But while the stamp duty hike may “add some friction to transaction volumes” as buyers are still price-sensitive, it is unlikely to derail the recovery, said Mr Augustine Tan, president of the Real Estate Developers’ Association of Singapore (Redas), yesterday.
He told around 620 guests at the Redas annual Spring Festival lunch: “The property market is in the early stages of a recovery and positive buying sentiments are likely to continue. Barring unforeseen circumstances and on the back of a stronger-than-expected economic growth outlook in Singapore, sale momentum of 2017 is likely to carry through to the next few years.”
He added that properties here are relatively affordable compared with those in cities like Shanghai and London. Citing JLL research, Mr Tan said it took 4.8 or five years to afford the average price of a home in Singapore in 2016, compared with 14 to 15 years in Shanghai and Beijing, and 81/2 years in London.
Monday’s Budget raised the buyer’s stamp duty rate on the portion of a residential property’s value that is in excess of $1 million. The existing 1 per cent to 3 per cent rates still apply to property values of $1 million and below.
The change affects all homes bought on or after Tuesday, including collective sale property deals and residential land sales.
It comes amid a property market recovery after a price slump of more than three years. Private home values rose 1.1 per cent last year after falling by 3.1 per cent in 2016 and 3.7 per cent in 2015. Developers saw a 33 per cent jump in private home sales last year to 10,566 units.
Second Minister for National Development Desmond Lee, who also spoke at the Redas lunch, agreed that there is renewed confidence in today’s property market, but he noted that the number of residential units for sale is expected to more than double in the next few years.
About 19,000 units remained unsold as of the end of last year.
Mr Tan estimated that a further 34,495 private residential units could be available for sale in 2018 and 2019, based on land sale sites that have yet to be granted planning approvals and those that can be generated from the government land sales programme in the first half of this year. Meanwhile, there are still 120 sites at various stages of preparation for collective sales.
“Assuming the estimated 5,125 displaced owners from collective sales do not downgrade to public housing and analysts’ forecast of 13,000 sale transactions for 2018 (holds true), the overall unsold inventory and new supply represents four years of demand,” he said.

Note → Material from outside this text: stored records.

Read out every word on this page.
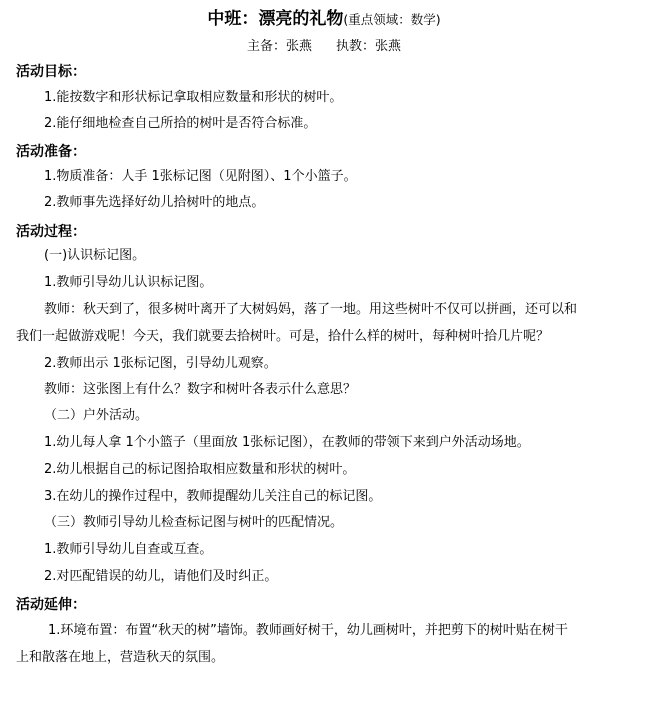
中班：漂亮的礼物(重点领域：数学)
主备：张燕 执教：张燕
活动目标：
1.能按数字和形状标记拿取相应数量和形状的树叶。
2.能仔细地检查自己所拾的树叶是否符合标准。
活动准备：
1.物质准备：人手 1张标记图（见附图）、1个小篮子。
2.教师事先选择好幼儿拾树叶的地点。
活动过程：
(一)认识标记图。
1.教师引导幼儿认识标记图。
教师：秋天到了，很多树叶离开了大树妈妈，落了一地。用这些树叶不仅可以拼画，还可以和
我们一起做游戏呢！今天，我们就要去拾树叶。可是，拾什么样的树叶，每种树叶拾几片呢？
2.教师出示 1张标记图，引导幼儿观察。
教师：这张图上有什么？数字和树叶各表示什么意思？
（二）户外活动。
1.幼儿每人拿 1个小篮子（里面放 1张标记图），在教师的带领下来到户外活动场地。
2.幼儿根据自己的标记图拾取相应数量和形状的树叶。
3.在幼儿的操作过程中，教师提醒幼儿关注自己的标记图。
（三）教师引导幼儿检查标记图与树叶的匹配情况。
1.教师引导幼儿自查或互查。
2.对匹配错误的幼儿，请他们及时纠正。
活动延伸：
1.环境布置：布置“秋天的树”墙饰。教师画好树干，幼儿画树叶，并把剪下的树叶贴在树干
上和散落在地上，营造秋天的氛围。
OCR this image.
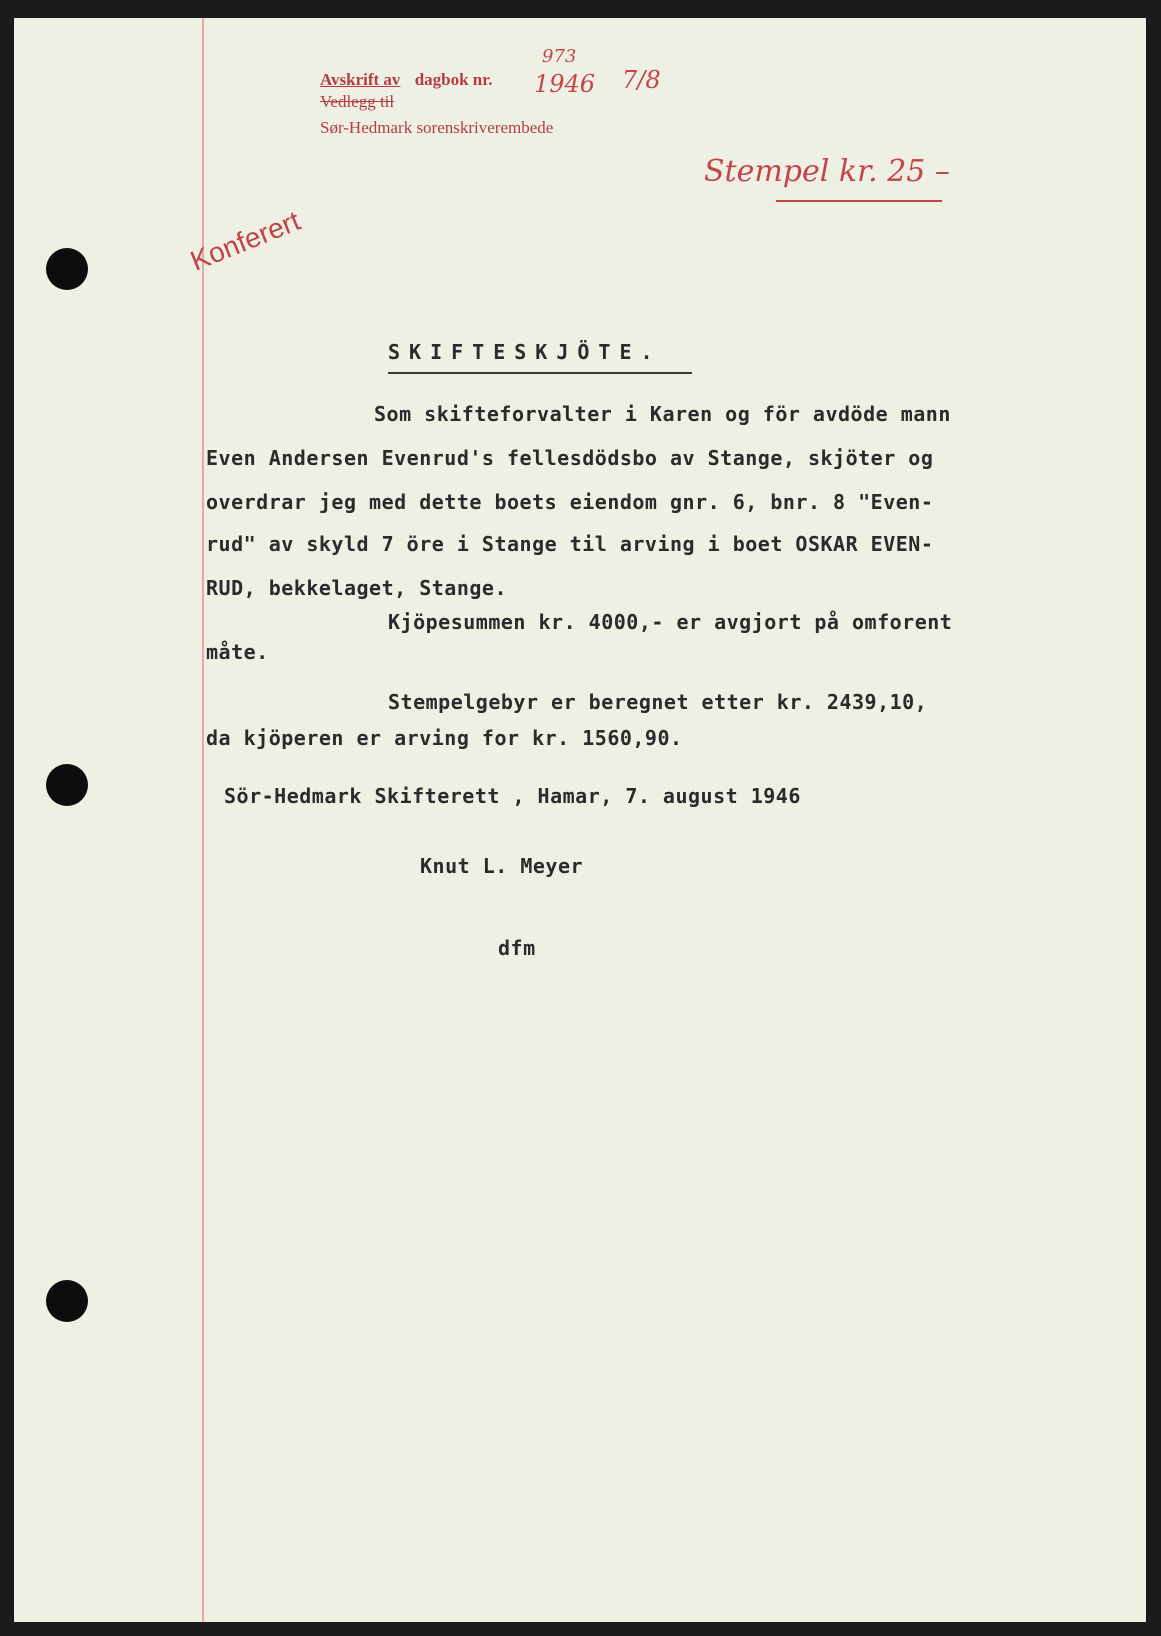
Avskrift av dagbok nr.
973
1946 7/8
Vedlegg til
Sør-Hedmark sorenskriverembede
Stempel kr. 25 –
Konferert
SKIFTESKJÖTE.
Som skifteforvalter i Karen og för avdöde mann
Even Andersen Evenrud's fellesdödsbo av Stange, skjöter og
overdrar jeg med dette boets eiendom gnr. 6, bnr. 8 "Even-
rud" av skyld 7 öre i Stange til arving i boet OSKAR EVEN-
RUD, bekkelaget, Stange.
Kjöpesummen kr. 4000,- er avgjort på omforent
måte.
Stempelgebyr er beregnet etter kr. 2439,10,
da kjöperen er arving for kr. 1560,90.
Sör-Hedmark Skifterett , Hamar, 7. august 1946
Knut L. Meyer
dfm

Mr Tan noted that the susceptibility of Singapore’s economy to external demand warrants a close look at the structural challenges in the global environment and investment behaviour that will pose risks to market stability in the long term.
He said moderating growth from late-2019 amid rising global interest rates and a slower business cycle will affect real estate business sustainability and Singapore’s real estate growth. “With land scarcity in Singapore, there may be a need for more mixed-use developments with higher density,” Mr Tan noted.